Part A: Finding the Largest Value of K

  • Task: Find the largest integer K such that P(X < K) < 0.02.

  • Rewrite the Inequality: Since the table is for P(X \leq x), rewrite P(X < K) as P(X \leq K-1). So, P(X \leq K-1) < 0.02.

  • Table Lookup: Look in the binomial cumulative distribution function table with n = 40 and p = 0.10 to find the largest value of K-1 such that the cumulative probability is less than 0.02. The table gives K-1 = 0.

  • Solve for K: Since K-1 = 0, K = 1.

Part B: Finding the Smallest Value of R

  • Task: Find the smallest integer R such that P(X > R) < 0.01.

  • Rewrite the Inequality: Rewrite P(X > R) as 1 - P(X \leq R) < 0.01.

    • Rearrange this inequality:
      1 - P(X \leq R) < 0.01 - P(X \leq R) < -0.99 P(X \leq R) > 0.99
  • Table Lookup: Look in the binomial cumulative distribution function table with n = 40 and p = 0.10 to find the smallest value of R such that the cumulative probability is greater than 0.99. From the table, R = 9.

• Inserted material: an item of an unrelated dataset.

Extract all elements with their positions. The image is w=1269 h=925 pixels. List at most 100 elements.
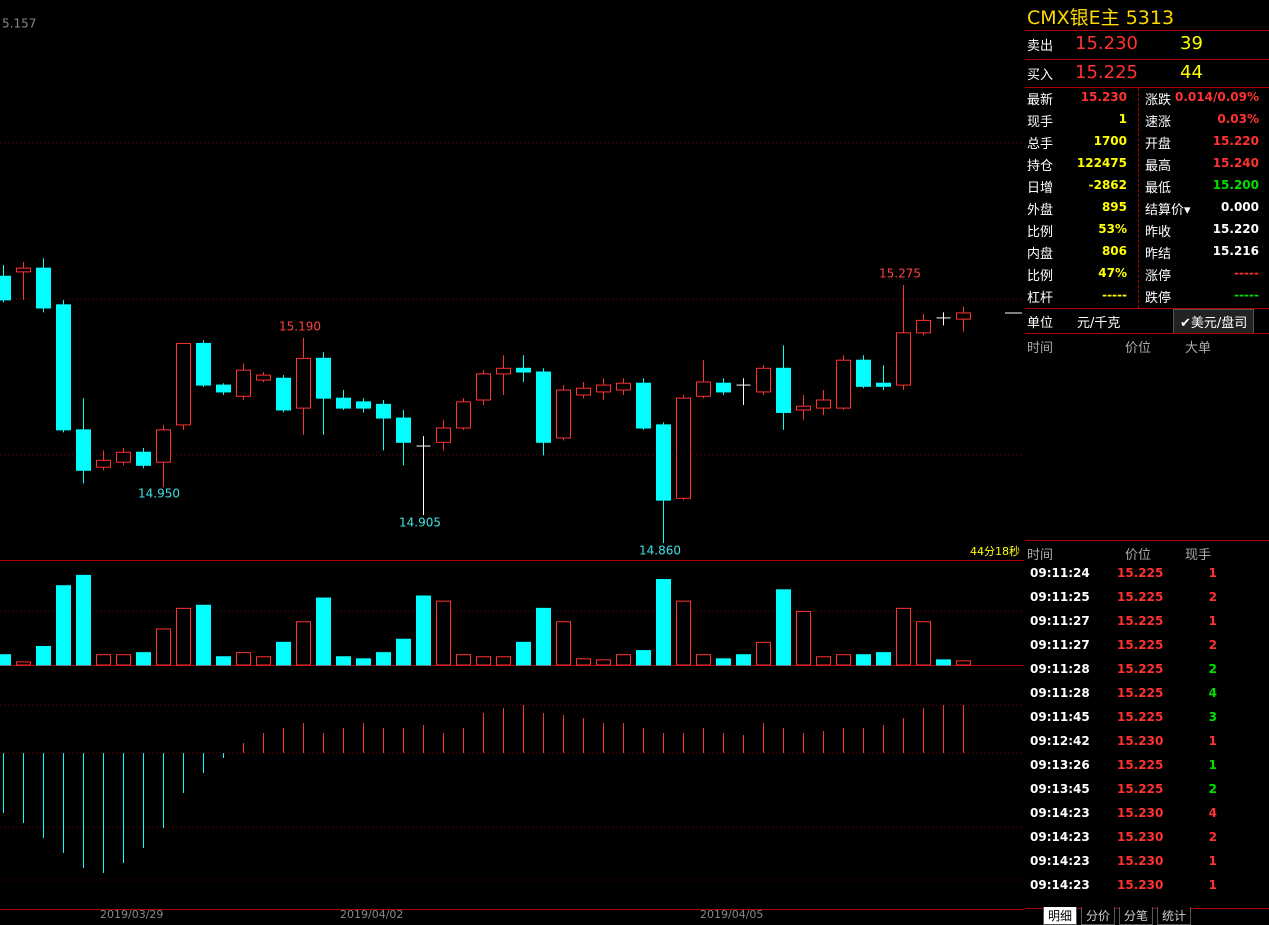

Part C: Calculating P(K \leq X \leq R)

  • Task: Calculate P(1 \leq X \leq 9), given K = 1 and R = 9.

  • Method: Express P(1 \leq X \leq 9) as the probability that X is less than or equal to 9 minus the probability that X is less than or equal to 0: P(1 \leq X \leq 9) = P(X \leq 9) - P(X \leq 0)

  • Table Lookup: From the binomial cumulative distribution function table with n = 40 and p = 0.10, find P(X \leq 9) and P(X \leq 0).

    • P(X \leq 9) = 0.9949
    • P(X \leq 0) = 0.0148
  • Final Calculation: P(1 \leq X \leq 9) = 0.9949 - 0.0148 = 0.9801.